There has been little research conducted on the use of ML and NLP in automating incident report analysis in healthcare.¹⁸ There has been considerably more research and success with it in incident reports in aviation³⁴ and notable successes reported for text classification from verbal autopsies,⁴² which have several similarities with incident reports. Of those studies of safety reports in healthcare, Wong and Akiyama³² undertook a study of 227 Canadian medication incident reports and used a custom classifier based on logistic regression to achieve good accuracy in autonomously categorising incident type. Ong et al. (2010) performed a larger study of 972 incident reports in Australia by focusing on two types of patient safety incident: ‘inadequate clinical handover’ and ‘incorrect patient identification’.¹⁸ They used NB and SVM classifier with excellent results (accuracy up to 97.98% with SVM on patient identification incidents) but noted that the topics chosen had very specific words that the classifier could easily detect which probably lead to their good results.¹⁸ Gupta and Patrick¹⁹ undertook a larger study of 5448 Australian incident reports, including 13 categories of incident type and utilised NB, SVM and the J48 decision tree classifier. They have reported achieving good results in an online presentation; however, their detailed methodology has not been published making further comparison difficult.¹⁹ The largest work in the field (up until now) appears to have been undertaken in Japan, where 15,000 patient safety incident reports were clustered using cluster analysis to ascertain their incident type, but they did not provide statistical or numerical results.^23,43 A recent paper by Wang et al.⁴⁴ looked at using ML and NLP to categorise Australian incident reports. Their study used fewer incident categories and used a significantly smaller dataset than ours, and they too struggled to classify severity level. Wang et al also demonstrated the difference that using balanced datasets makes to the accuracy of the task, although since real-world incident report data are inherently imbalanced we did not choose to balance our dataset.

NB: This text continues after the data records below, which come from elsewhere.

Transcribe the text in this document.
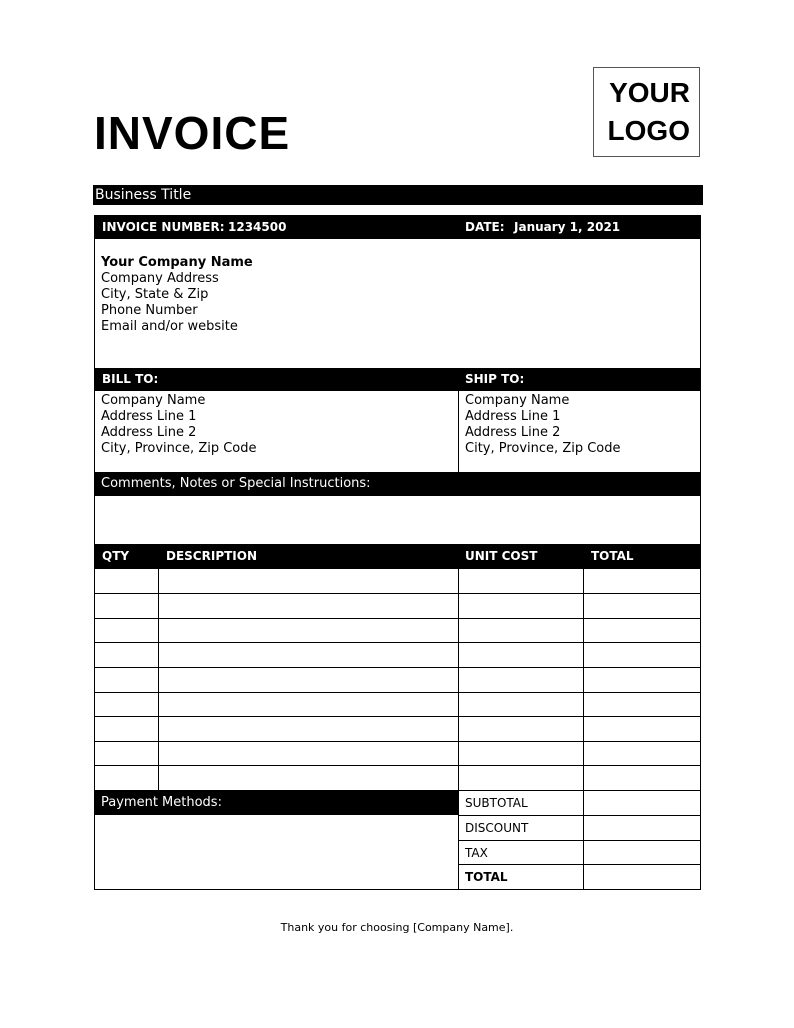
INVOICE
YOUR
LOGO
Business Title
INVOICE NUMBER: 1234500	DATE: January 1, 2021
Your Company Name
Company Address
City, State & Zip
Phone Number
Email and/or website
BILL TO:	SHIP TO:
Company Name
Address Line 1
Address Line 2
City, Province, Zip Code
Company Name
Address Line 1
Address Line 2
City, Province, Zip Code
Comments, Notes or Special Instructions:
QTY	DESCRIPTION	UNIT COST	TOTAL
Payment Methods:	SUBTOTAL
DISCOUNT
TAX
TOTAL
Thank you for choosing [Company Name].
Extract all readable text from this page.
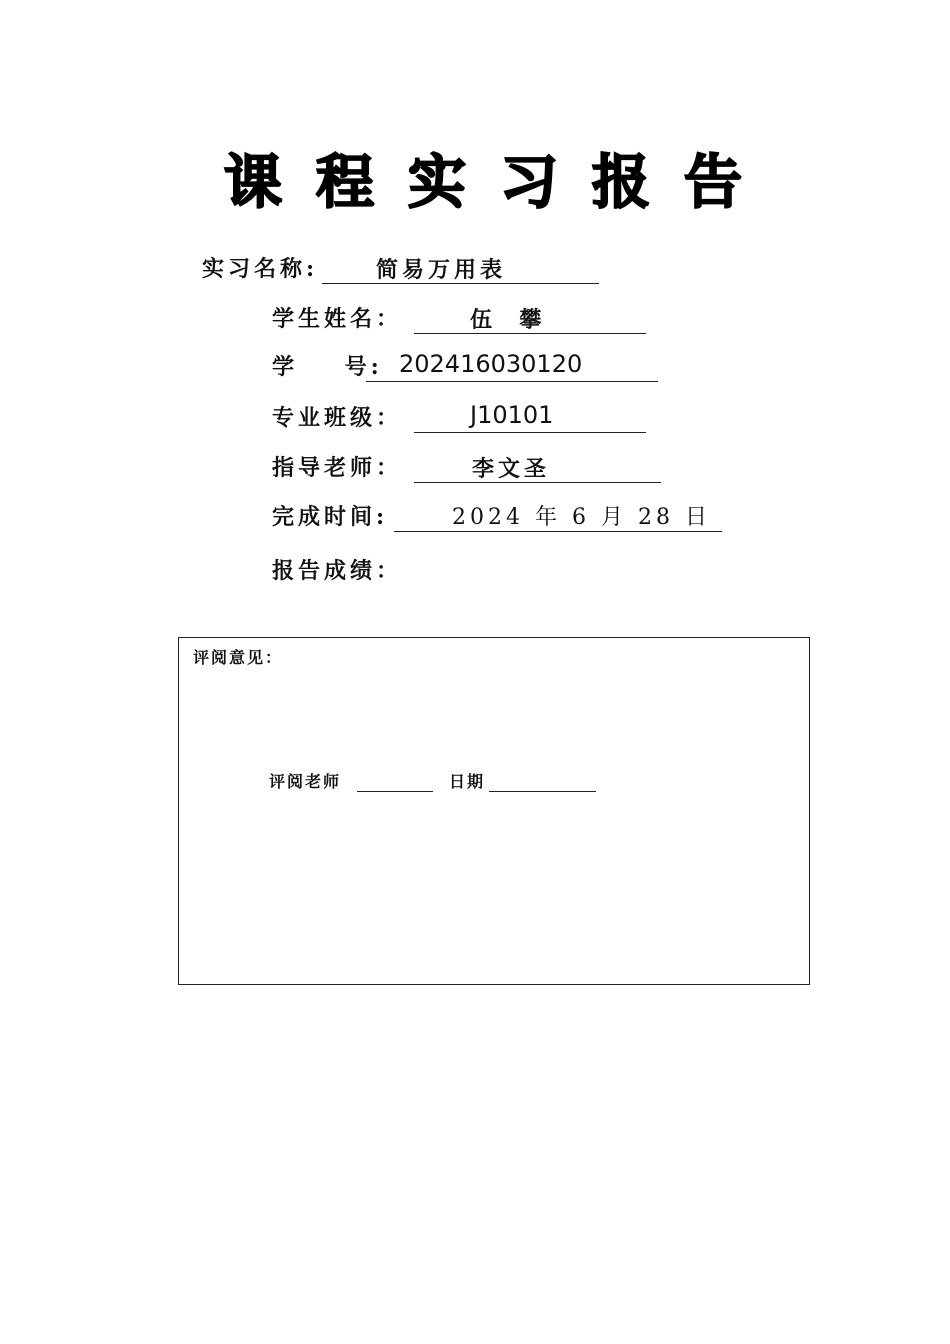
课程实习报告
实习名称:	简易万用表
学生姓名：	伍  攀
学    号: 202416030120
专业班级：	J10101
指导老师：	李文圣
完成时间:	2024 年 6 月 28 日
报告成绩：
评阅意见：
评阅老师	日期
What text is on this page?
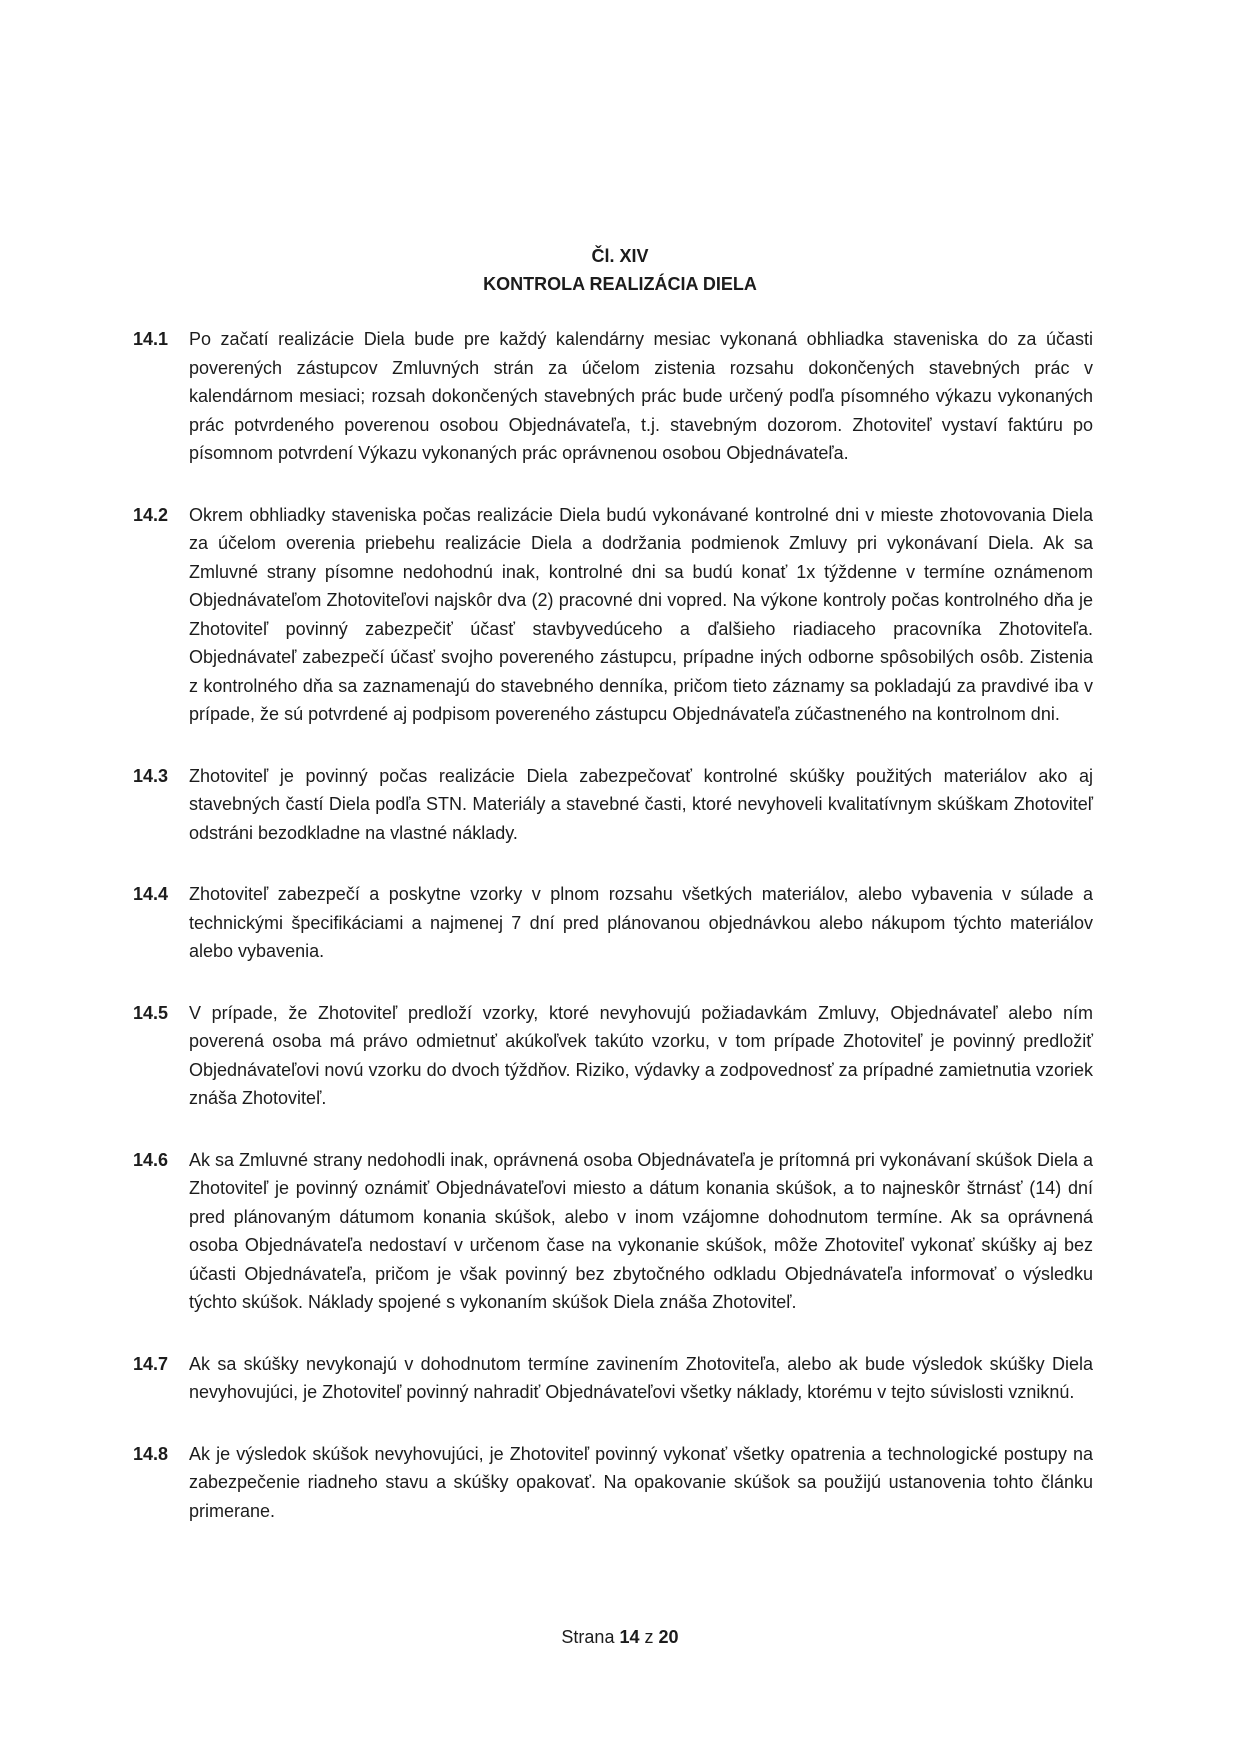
Čl. XIV
KONTROLA REALIZÁCIA DIELA
14.1	Po začatí realizácie Diela bude pre každý kalendárny mesiac vykonaná obhliadka staveniska do za účasti poverených zástupcov Zmluvných strán za účelom zistenia rozsahu dokončených stavebných prác v kalendárnom mesiaci; rozsah dokončených stavebných prác bude určený podľa písomného výkazu vykonaných prác potvrdeného poverenou osobou Objednávateľa, t.j. stavebným dozorom. Zhotoviteľ vystaví faktúru po písomnom potvrdení Výkazu vykonaných prác oprávnenou osobou Objednávateľa.
14.2	Okrem obhliadky staveniska počas realizácie Diela budú vykonávané kontrolné dni v mieste zhotovovania Diela za účelom overenia priebehu realizácie Diela a dodržania podmienok Zmluvy pri vykonávaní Diela. Ak sa Zmluvné strany písomne nedohodnú inak, kontrolné dni sa budú konať 1x týždenne v termíne oznámenom Objednávateľom Zhotoviteľovi najskôr dva (2) pracovné dni vopred. Na výkone kontroly počas kontrolného dňa je Zhotoviteľ povinný zabezpečiť účasť stavbyvedúceho a ďalšieho riadiaceho pracovníka Zhotoviteľa. Objednávateľ zabezpečí účasť svojho povereného zástupcu, prípadne iných odborne spôsobilých osôb. Zistenia z kontrolného dňa sa zaznamenajú do stavebného denníka, pričom tieto záznamy sa pokladajú za pravdivé iba v prípade, že sú potvrdené aj podpisom povereného zástupcu Objednávateľa zúčastneného na kontrolnom dni.
14.3	Zhotoviteľ je povinný počas realizácie Diela zabezpečovať kontrolné skúšky použitých materiálov ako aj stavebných častí Diela podľa STN. Materiály a stavebné časti, ktoré nevyhoveli kvalitatívnym skúškam Zhotoviteľ odstráni bezodkladne na vlastné náklady.
14.4	Zhotoviteľ zabezpečí a poskytne vzorky v plnom rozsahu všetkých materiálov, alebo vybavenia v súlade a technickými špecifikáciami a najmenej 7 dní pred plánovanou objednávkou alebo nákupom týchto materiálov alebo vybavenia.
14.5	V prípade, že Zhotoviteľ predloží vzorky, ktoré nevyhovujú požiadavkám Zmluvy, Objednávateľ alebo ním poverená osoba má právo odmietnuť akúkoľvek takúto vzorku, v tom prípade Zhotoviteľ je povinný predložiť Objednávateľovi novú vzorku do dvoch týždňov. Riziko, výdavky a zodpovednosť za prípadné zamietnutia vzoriek znáša Zhotoviteľ.
14.6	Ak sa Zmluvné strany nedohodli inak, oprávnená osoba Objednávateľa je prítomná pri vykonávaní skúšok Diela a Zhotoviteľ je povinný oznámiť Objednávateľovi miesto a dátum konania skúšok, a to najneskôr štrnásť (14) dní pred plánovaným dátumom konania skúšok, alebo v inom vzájomne dohodnutom termíne. Ak sa oprávnená osoba Objednávateľa nedostaví v určenom čase na vykonanie skúšok, môže Zhotoviteľ vykonať skúšky aj bez účasti Objednávateľa, pričom je však povinný bez zbytočného odkladu Objednávateľa informovať o výsledku týchto skúšok. Náklady spojené s vykonaním skúšok Diela znáša Zhotoviteľ.
14.7	Ak sa skúšky nevykonajú v dohodnutom termíne zavinením Zhotoviteľa, alebo ak bude výsledok skúšky Diela nevyhovujúci, je Zhotoviteľ povinný nahradiť Objednávateľovi všetky náklady, ktorému v tejto súvislosti vzniknú.
14.8	Ak je výsledok skúšok nevyhovujúci, je Zhotoviteľ povinný vykonať všetky opatrenia a technologické postupy na zabezpečenie riadneho stavu a skúšky opakovať. Na opakovanie skúšok sa použijú ustanovenia tohto článku primerane.
Strana 14 z 20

Recommendations for future work

This project is the largest attempt at classifying patient safety incident reports in primary care to date, but further research will be required to achieve the same results on secondary care data. Within the scope of the current dataset, future research could focus on examining incident reports in their entirety utilising semantic classifiers,¹² and whether sequences of incidents can be extracted, something that has been researched in airline incident report analysis.²⁹ Although the categorical data routinely collected with each report are often non-specific, as it improved our study’s performance, it would be prudent to further research how these data can be used to enhance incident report categorisation. Further work around J48, either using reduced categories or superior infrastructure, is required, since its ‘human readable’ output allows checking for plausibility by patient safety experts. Improving definitions and increased training examples of select categories will likely further improve the performance.

Conclusion

Converting unstructured data to structured data using NLP/ML is challenging across all subject domains.^13,40,45 However, the highly nuanced and technical nature of medical text adds a further dimension of complexity.⁴⁶ While this study shows that NLP/ML is not perfect and cannot yet replace manual review entirely,⁴⁷ it suggests that it can act as a safety net, identifying cases that lead to severe harm and death, which have been incorrectly classified. The ability to determine certain categories accurately can also assist reviewers in those areas to focus on cases that need manual review – saving money and time.¹⁴ It also opens up the possibility of clustering reports that are ‘near misses’ or ‘no harm’, which are currently too time-consuming to work on in healthcare, which is a key strategy used by the airline industry in their successful safety model.⁴⁸

Footnotes

Appendix 1

Appendix 2 Acknowledgements

Incident reports were originally coded for a project funded by the National Institute for Health Services and Delivery Research Program (project number 12/64/118), . The funders had no role in study design, data collection and analysis, decision to publish, or preparation of the manuscript. The views and opinions expressed herein are those of the authors and do not necessarily reflect those of the National Institute for Health Research Services and Delivery Research Programme, the National Health Service, or the Department of Health.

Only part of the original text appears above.